8 principles I steal from Karpathy on every build
Build from scratch. Radical minimalism. Verifiability unlocks automation. The program.md is the most consequential file.
Why Karpathy
I watch a lot of AI talks. Most of them are pitches. Karpathy's are not. He shows the work, names the tradeoffs, and tells you when his old advice was wrong. That's the bar.
Here are 8 principles I lifted from his recent talks and applied to the agent fleet I run.
1. Build from scratch first
Don't import LangChain. Don't import LlamaIndex. Build the agent loop yourself first, in 200 lines. You'll understand what's actually happening. THEN reach for libraries when you need to skip the parts you've already understood.
Applied: I wrote the chief-of-staff briefing aggregator from scratch. 180 lines of bash. I know exactly what it does and exactly where it would break.
2. Radical minimalism
Every dependency is a future debugging session. Every framework is a future migration. Default to less.
Applied: This whole hub is Next.js + Drizzle + a hand-rolled Markdown renderer. No MDX-React. No remark/rehype pipeline. The renderer is 130 lines and I own all of them.
3. Verifiability unlocks automation
You can't safely automate what you can't verify. Build the eval harness FIRST. Build the diff-against-golden FIRST. Then build the thing.
Applied: Every Struvo agent has an eval dataset. Before we ship a model swap, we run the new model against the golden set and compare scores. No "vibes-based" deployments.
4. The program.md is the most consequential file
Karpathy's claim: in agent systems, the markdown spec that defines the agent's job is the highest-leverage file in the repo. More than any model choice. More than any framework.
Applied: Every agent in my fleet has a 100-300 line markdown spec at ~/.claude/agents/<name>.md. Those files are versioned, reviewed, and the only place I edit when I want the agent to behave differently. Model upgrades don't change them.
5. The eval IS the artifact
You don't ship an agent. You ship an agent + its eval set. The eval set is the contract.
Applied: For Struvo we maintain eval-datasets/ per pipeline. Transcription accuracy. Entity extraction. Report quality. Without the eval, the agent is a guess.
6. Two-phase memory
Append-only logs + nightly consolidation worker. The system "dreams" while you sleep — distills, consolidates, files away.
Applied: That's literally the LLM Wiki I built. Log entries land hot, consolidation cron at 3 AM rolls them up, archive at month-end.
7. Local + cloud, not local OR cloud
Local models for the cheap, frequent decisions. Frontier models for the rare, hard ones. The sweet spot is hybrid.

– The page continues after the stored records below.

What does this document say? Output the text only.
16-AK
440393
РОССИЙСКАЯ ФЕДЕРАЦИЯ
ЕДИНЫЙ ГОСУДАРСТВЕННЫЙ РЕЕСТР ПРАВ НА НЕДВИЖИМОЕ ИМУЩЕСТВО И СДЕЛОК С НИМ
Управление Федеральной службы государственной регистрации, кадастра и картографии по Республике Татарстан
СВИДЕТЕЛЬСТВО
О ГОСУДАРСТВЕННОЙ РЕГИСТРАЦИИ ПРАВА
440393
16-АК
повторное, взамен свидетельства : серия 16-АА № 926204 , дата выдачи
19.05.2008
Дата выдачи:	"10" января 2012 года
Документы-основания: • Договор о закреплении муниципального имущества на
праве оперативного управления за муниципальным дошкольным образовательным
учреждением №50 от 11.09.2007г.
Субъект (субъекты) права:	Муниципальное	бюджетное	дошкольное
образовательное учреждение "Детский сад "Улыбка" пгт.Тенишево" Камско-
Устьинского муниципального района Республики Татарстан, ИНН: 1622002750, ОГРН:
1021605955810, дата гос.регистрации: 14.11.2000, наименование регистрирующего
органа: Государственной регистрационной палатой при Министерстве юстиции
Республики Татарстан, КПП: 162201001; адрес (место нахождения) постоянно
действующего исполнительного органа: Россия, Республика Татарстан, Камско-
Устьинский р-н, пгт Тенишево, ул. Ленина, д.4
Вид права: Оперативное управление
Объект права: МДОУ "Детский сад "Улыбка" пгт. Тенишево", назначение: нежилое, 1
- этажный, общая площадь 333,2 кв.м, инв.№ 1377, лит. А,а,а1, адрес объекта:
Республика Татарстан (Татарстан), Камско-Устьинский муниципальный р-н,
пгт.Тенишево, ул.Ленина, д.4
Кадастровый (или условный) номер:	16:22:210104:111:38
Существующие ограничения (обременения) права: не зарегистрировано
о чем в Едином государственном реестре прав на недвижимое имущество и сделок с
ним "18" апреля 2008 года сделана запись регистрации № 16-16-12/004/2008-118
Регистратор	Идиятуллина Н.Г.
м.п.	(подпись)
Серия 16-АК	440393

Applied: ~90% of agent decisions go through local Gemma on the PC. The remaining 10% — synthesis, judgment, planning — go to Claude Opus or Sonnet. Total cost is a fraction of running cloud-only.
8. Show the failure cases
Every agent post should have a "what broke" section. Without it, you're selling something. With it, you're teaching.
Applied: Look at any of my posts. Every one has a "what broke" section. That's not stylistic — it's an enforcement of this principle.
What you can steal
The meta-move is: don't follow Karpathy's specific advice. Follow his pattern of stating principles, applying them, and owning the failures.
If you can write a list like this for the system you're building — what you believe, why you believe it, where you've been wrong — your agent fleet will compound faster than mine.